Den Verdacht auf einen Herzfehler bei Kindern bestärken vor allem auffällige Herz- geräusche. Abgeklärt werden muss, ob Herzgeräusche erstmals auftreten, in Zusammenhang mit anderen Symptomen wie etwa Fieber oder ob sie sich ändern, wenn der Patient seine Lage ändert. Akzidentelle Herzgeräusche haben im Sitzen einen anderen Klangcharakter als im Liegen – bei ihnen kann ein Herzfehler ausgeschlossen werden. Gibt es aber einen Druckunterschied, etwa durch einen Fehler in der Herzklappe, bleibt der Klangcharakter auch in anderen Positionen gleich und ist ein Hinweis.

Blutdruck als Hinweis

Maßgeblich ist auch der Blutdruck. Stein: „Der Blutdruck sollte im Kindesalter nicht nur am Arm, sondern auch am Bein und zwar an allen vier Gliedmaßen gemessen werden, um eine Aortenisthmusstenose auszuschließen. Dabei handelt es sich um eine angeborene Engstelle an der Hauptschlagader, die erst spät symptomatisch werden kann.“ Hinweis ist ein erhöhter Blutdruck am Arm im Vergleich zum Bein sowie schwache beziehungsweise fehlende Fuß- und Femoralispulse. Die Aortenisthmusstenose macht etwa acht Prozent der angeborenen Herzfehler aus.

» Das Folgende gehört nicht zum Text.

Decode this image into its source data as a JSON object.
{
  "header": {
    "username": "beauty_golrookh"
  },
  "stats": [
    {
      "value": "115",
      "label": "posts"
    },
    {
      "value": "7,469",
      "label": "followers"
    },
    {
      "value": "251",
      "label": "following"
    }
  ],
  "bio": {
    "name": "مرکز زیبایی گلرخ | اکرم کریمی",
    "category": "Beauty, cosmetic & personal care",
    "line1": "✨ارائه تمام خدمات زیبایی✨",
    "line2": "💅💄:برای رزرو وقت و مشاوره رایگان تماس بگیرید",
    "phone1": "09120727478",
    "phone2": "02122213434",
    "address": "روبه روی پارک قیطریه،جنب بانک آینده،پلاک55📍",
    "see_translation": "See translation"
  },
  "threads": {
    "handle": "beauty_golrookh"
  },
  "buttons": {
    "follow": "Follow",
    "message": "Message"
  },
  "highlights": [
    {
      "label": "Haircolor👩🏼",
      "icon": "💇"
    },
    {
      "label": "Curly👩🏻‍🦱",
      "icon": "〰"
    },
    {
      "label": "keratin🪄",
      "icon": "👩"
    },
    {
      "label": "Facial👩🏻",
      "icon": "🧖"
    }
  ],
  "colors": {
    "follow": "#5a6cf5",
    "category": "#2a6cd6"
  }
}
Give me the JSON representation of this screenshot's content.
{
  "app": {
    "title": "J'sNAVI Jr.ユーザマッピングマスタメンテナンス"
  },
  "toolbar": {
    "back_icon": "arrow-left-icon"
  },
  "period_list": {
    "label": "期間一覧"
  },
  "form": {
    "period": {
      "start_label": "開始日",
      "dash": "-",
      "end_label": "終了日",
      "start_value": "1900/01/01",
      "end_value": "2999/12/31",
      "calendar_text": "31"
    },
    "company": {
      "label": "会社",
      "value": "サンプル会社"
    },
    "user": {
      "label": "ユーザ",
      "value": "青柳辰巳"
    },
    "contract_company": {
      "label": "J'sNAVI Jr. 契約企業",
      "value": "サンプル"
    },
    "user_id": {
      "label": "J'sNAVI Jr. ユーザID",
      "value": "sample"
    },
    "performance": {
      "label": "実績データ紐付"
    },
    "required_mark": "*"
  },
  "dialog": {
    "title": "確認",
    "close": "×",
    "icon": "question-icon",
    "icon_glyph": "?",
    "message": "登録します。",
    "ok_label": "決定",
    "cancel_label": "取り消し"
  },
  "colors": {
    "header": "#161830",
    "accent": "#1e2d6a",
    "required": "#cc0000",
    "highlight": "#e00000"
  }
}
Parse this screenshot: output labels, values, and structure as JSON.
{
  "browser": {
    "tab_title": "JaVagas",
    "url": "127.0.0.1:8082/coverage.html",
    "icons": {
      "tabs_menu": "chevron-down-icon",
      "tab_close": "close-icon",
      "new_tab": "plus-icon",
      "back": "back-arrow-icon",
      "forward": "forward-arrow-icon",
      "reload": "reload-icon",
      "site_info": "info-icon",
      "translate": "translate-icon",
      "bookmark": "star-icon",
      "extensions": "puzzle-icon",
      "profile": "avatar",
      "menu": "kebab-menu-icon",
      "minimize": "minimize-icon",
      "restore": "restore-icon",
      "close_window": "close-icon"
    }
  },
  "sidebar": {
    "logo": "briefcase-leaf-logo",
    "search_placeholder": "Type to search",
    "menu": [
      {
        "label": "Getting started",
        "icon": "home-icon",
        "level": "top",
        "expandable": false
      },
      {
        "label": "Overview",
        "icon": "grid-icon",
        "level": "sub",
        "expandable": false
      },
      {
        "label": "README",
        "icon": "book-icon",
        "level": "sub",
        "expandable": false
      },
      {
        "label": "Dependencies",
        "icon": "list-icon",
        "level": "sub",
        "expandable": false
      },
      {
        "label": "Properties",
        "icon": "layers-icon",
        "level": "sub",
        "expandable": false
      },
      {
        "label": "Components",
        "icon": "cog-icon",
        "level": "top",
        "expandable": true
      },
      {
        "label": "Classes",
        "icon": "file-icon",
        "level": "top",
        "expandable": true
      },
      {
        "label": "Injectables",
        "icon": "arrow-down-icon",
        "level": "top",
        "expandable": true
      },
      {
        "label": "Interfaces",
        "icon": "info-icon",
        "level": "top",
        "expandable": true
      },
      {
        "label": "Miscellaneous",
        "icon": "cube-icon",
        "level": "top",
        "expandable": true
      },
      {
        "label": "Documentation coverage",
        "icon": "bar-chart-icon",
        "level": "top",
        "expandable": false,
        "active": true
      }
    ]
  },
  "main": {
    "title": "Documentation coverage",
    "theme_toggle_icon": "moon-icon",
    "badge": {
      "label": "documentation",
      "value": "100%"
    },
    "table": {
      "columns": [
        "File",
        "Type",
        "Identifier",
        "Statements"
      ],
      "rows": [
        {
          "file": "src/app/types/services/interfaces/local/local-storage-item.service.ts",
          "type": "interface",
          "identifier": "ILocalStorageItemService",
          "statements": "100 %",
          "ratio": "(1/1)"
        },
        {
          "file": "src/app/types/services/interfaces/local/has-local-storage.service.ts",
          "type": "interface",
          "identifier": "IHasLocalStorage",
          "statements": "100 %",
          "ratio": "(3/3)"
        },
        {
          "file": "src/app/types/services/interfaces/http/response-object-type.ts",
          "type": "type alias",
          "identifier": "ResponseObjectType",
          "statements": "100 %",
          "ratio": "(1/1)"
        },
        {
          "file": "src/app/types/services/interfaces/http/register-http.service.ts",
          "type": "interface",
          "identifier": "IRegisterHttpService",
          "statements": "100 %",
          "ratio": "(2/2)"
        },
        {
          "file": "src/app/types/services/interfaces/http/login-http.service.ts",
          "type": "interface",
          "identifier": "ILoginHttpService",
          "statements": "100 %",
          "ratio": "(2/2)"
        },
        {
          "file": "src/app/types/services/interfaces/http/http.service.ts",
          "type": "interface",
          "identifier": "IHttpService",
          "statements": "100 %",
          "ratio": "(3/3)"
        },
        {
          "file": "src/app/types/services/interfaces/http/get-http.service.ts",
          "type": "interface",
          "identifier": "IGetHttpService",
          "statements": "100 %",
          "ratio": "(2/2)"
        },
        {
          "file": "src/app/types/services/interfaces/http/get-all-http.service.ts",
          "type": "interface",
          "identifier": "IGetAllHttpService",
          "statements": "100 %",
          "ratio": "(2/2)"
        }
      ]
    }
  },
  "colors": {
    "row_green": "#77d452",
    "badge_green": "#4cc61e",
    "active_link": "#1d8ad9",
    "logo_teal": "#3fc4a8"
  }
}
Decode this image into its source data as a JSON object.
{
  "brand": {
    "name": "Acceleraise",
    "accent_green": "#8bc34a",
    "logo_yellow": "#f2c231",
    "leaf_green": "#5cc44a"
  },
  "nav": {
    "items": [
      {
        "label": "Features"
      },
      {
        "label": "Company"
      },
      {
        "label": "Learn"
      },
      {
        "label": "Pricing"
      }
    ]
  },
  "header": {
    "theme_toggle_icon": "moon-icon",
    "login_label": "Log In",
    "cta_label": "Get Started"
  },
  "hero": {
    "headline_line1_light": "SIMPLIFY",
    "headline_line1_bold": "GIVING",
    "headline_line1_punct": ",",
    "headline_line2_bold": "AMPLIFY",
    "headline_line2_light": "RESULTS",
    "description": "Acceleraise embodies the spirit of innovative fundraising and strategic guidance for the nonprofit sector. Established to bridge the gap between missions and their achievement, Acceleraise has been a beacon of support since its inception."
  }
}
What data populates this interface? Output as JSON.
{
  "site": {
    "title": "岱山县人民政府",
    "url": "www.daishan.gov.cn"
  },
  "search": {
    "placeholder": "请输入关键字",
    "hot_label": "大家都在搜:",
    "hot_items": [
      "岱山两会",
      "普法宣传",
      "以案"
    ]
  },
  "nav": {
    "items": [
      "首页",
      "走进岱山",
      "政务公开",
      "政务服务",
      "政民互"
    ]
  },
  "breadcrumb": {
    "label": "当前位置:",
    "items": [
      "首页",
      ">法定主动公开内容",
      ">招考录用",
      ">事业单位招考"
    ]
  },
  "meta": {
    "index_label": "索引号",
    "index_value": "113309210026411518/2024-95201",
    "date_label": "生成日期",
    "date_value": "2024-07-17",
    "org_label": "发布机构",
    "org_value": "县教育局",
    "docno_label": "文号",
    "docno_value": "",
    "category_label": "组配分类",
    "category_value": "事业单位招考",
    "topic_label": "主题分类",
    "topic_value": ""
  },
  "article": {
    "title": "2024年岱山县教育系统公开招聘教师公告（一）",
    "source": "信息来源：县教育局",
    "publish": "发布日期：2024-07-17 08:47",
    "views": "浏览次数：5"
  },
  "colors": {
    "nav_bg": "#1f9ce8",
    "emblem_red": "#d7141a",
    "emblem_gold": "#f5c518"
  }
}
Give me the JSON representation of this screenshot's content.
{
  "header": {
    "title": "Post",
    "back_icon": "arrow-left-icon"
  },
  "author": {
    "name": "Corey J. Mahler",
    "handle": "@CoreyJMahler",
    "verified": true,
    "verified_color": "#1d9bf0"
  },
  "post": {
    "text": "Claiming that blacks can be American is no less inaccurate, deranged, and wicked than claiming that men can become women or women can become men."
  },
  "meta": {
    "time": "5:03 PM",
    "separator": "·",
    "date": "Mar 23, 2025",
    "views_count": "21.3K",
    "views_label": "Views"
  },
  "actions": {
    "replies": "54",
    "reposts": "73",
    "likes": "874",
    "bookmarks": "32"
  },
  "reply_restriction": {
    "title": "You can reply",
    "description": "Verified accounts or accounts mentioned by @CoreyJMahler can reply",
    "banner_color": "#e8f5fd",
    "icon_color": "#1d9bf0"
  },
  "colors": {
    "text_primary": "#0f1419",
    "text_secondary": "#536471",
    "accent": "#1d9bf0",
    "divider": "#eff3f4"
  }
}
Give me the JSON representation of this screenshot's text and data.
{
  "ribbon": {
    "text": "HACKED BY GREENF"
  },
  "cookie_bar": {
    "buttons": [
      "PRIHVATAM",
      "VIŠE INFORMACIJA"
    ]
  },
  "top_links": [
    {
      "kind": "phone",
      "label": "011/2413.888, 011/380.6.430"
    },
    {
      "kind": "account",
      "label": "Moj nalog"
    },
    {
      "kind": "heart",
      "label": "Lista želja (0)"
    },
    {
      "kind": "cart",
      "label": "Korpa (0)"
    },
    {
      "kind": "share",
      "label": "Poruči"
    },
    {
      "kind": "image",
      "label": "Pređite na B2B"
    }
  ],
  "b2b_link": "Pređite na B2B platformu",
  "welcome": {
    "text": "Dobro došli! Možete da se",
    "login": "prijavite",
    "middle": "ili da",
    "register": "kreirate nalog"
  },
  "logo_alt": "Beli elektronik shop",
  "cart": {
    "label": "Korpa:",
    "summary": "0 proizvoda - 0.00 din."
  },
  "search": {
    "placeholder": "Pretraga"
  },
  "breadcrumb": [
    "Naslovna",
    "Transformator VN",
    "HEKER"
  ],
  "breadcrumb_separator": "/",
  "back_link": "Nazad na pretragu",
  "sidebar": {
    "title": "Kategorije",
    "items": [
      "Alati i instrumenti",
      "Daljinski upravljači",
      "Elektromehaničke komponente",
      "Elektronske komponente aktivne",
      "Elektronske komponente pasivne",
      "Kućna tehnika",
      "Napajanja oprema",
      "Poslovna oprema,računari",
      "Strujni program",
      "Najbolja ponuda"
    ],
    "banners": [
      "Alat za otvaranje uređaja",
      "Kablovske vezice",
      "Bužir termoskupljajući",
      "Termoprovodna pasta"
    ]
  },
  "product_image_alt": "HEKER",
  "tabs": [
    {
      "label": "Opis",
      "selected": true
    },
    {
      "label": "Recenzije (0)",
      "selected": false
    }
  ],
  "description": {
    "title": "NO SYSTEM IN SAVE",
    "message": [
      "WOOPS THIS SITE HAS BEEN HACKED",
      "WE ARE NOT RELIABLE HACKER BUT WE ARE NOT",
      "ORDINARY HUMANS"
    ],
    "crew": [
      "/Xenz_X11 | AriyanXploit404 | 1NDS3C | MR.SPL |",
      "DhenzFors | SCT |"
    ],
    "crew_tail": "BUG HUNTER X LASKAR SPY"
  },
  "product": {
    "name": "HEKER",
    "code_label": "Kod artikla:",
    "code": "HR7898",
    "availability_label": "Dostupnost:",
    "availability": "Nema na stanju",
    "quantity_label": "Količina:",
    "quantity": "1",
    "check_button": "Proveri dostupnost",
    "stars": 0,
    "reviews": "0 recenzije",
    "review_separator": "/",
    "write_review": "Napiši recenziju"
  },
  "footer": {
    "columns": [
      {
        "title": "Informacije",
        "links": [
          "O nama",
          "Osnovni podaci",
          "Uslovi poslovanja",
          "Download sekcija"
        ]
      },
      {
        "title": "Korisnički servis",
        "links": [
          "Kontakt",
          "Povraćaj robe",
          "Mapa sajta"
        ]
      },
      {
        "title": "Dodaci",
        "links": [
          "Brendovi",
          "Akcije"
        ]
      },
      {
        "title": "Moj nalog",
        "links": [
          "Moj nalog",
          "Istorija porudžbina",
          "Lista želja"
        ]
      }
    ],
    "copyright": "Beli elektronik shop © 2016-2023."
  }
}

Erworbene Herzkrankheiten treten im Kindesalter im Vergleich zu angeborenen sehr selten auf und sind meist durch Infektionen bedingt. Auch Krankheiten in Zusammenhang mit rheumatischem Fieber und Entzündungen des Herzmuskels – meist durch Virusinfektion bei schwerer Erkältung – zählen zu möglichen erworbenen Herzkrankheiten bei Kindern. Sie können vollständig ausheilen. In der schwersten Form können aber auch schwere Schädigungen auftreten, die eine Transplantation erforderlich machen. Degenerative Herzklappenerkrankungen, die beim Erwachsenen als Regelfall auftreten, gibt es beim Kind nicht. Auch Herzrhythmusstörungen treten seltener auf, können dann aber zu Herzversagen führen. „Kinder mit Herzrhythmusstörungen werden müde, blass und legen sich freiwillig hin. Oft ist es auch so, dass sie plötzlich erbrechen sowie anfallsweise ein vom Vorhof ausgehendes Herzrasen auftritt und wieder verschwindet. Bei Erwachsenen mit Herzrhythmusstörungen kommt es hingegen zu Vorhofflimmern und unregelmäßigem Herzschlag“, so Stein. Besteht der Verdacht auf einen Herzfehler oder eine erworbene Herzerkrankung, sollte in jedem Fall zur näheren Abklärung in ein Zentrum überwiesen werden.